Isn't pre and post operative care a major part of the learning process??? Shouldn't a quality resident WANT to see the post op results??? I am quite confident in my abilities, and don't need a resident to scrub in on my cases for "help". If a resident scrubs on my case, it is for him/her, not for me. But I don't want or expect any resident to hit and run, I don't need that and won't accept that attitude. If he/she is too busy to follow up on these patients, I'll be happy to perform ALL care myself.

This problem goes relatively deep. I'm also confident this is a problem Podfather has witnessed. We are turning out some decent technical surgeons who don't always know how to handle post op problems or what normal or abnormal REALLY looks like following certain procedures.

The actual performance of the procedure is often the simplest part of the entire process. It's knowing how to handle a patient pre-operatively, peri-operatively and post-operatively that REALLY counts. And if you're too busy to participate in these critical components, than I have no interest in you scrubbing on my case.
 
The actual performance of the procedure is often the simplest part of the entire process. It's knowing how to handle a patient pre-operatively, peri-operatively and post-operatively that REALLY counts.
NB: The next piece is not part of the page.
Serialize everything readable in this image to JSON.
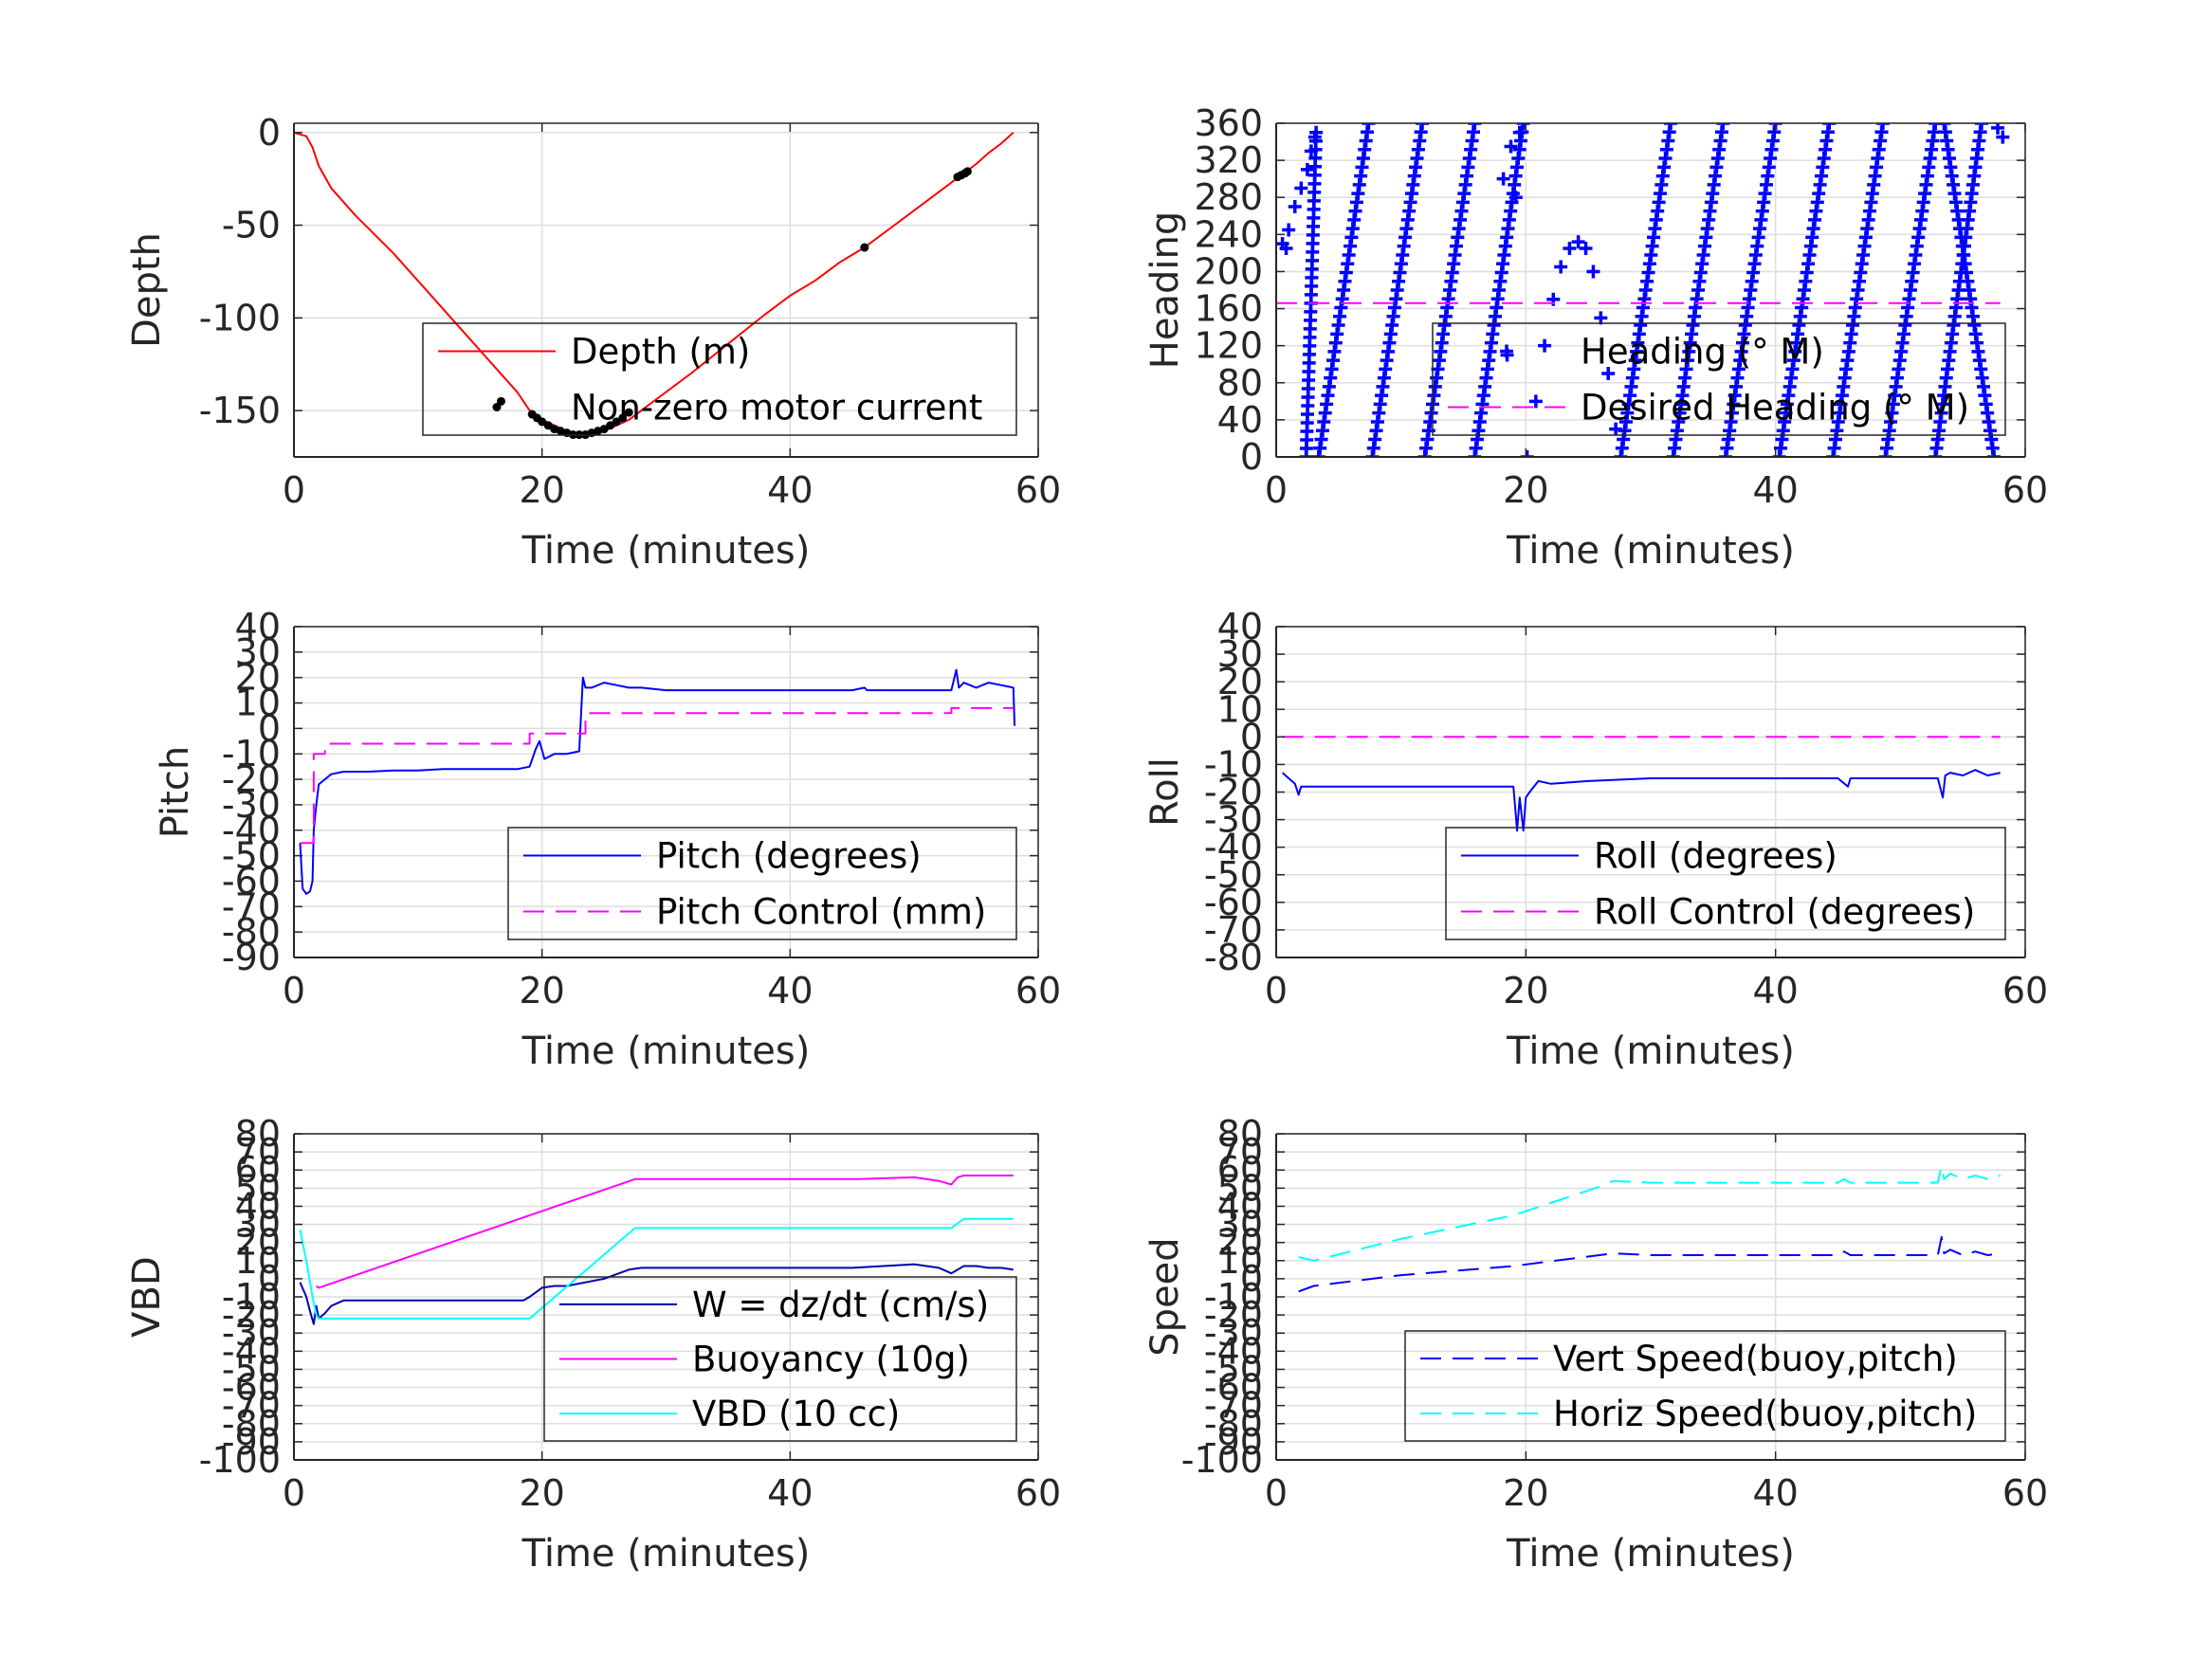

And if you're too busy to participate in these critical components, than I have no interest in you scrubbing on my case.

👍👍

Where I used to practice, the resident would always ask me if I "needed" him or her there.
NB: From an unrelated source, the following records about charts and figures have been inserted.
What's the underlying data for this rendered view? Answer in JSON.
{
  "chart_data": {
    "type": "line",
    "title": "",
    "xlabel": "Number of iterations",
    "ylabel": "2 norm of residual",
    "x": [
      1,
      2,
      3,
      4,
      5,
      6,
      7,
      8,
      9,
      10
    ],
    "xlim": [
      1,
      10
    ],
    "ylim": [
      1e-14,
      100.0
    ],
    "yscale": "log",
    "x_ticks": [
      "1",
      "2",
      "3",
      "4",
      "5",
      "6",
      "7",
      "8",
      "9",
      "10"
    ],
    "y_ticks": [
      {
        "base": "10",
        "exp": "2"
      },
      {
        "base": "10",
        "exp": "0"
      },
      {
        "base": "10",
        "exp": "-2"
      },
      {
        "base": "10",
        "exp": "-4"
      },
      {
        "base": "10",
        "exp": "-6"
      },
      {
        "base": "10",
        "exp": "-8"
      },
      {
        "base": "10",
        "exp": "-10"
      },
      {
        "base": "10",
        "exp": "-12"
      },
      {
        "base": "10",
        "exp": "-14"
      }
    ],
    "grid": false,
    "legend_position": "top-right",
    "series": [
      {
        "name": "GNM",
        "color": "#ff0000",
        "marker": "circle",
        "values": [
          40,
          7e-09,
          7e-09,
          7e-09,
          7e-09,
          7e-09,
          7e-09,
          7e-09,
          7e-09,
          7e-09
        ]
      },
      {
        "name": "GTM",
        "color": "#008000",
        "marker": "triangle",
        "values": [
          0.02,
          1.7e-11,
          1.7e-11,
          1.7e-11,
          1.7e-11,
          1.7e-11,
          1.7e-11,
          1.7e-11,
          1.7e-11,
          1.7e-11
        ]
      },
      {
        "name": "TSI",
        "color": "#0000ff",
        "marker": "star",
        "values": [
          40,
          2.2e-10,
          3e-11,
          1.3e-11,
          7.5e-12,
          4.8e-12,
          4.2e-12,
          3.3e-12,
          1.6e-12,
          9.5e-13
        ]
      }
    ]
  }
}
The answer to that question is universally "No". The resident is not there to "help" me, in fact, having a resident there and teaching generally slows me down. The times I have had the biggest post operative disasters was when I allowed the resident to perform the procedure (cut the Sural nerve or the DP artery for example, transect the Tibial Nerve instead of dissecting it, getting into the Tarsal Tunnel when looking for the PTT...the list goes on and on), but it's a learning process and I personally enjoy teaching. I'm not saying all my cases come out perfectly, either, but the complications tend to be expected given the circumstances with the patient (banged their footand got a hematoma, non union due to ambulating AMA, splinting their incision and getting cellulitis or a post op wound...etc), and not because of a disastrous anatomic blunder.

Do we "need" you there. Of course not. Our training wheels came off years ago. Should you be there? That's up to you and your Residency Director, I guess. Realize that you are missing out every time there is a learning opportunity, and you miss it.

Yes, yes, I realize you can't be at every case, but if you elect to only participate in certain procedure only, you are short changing your education, whether your Director thinks that way or not.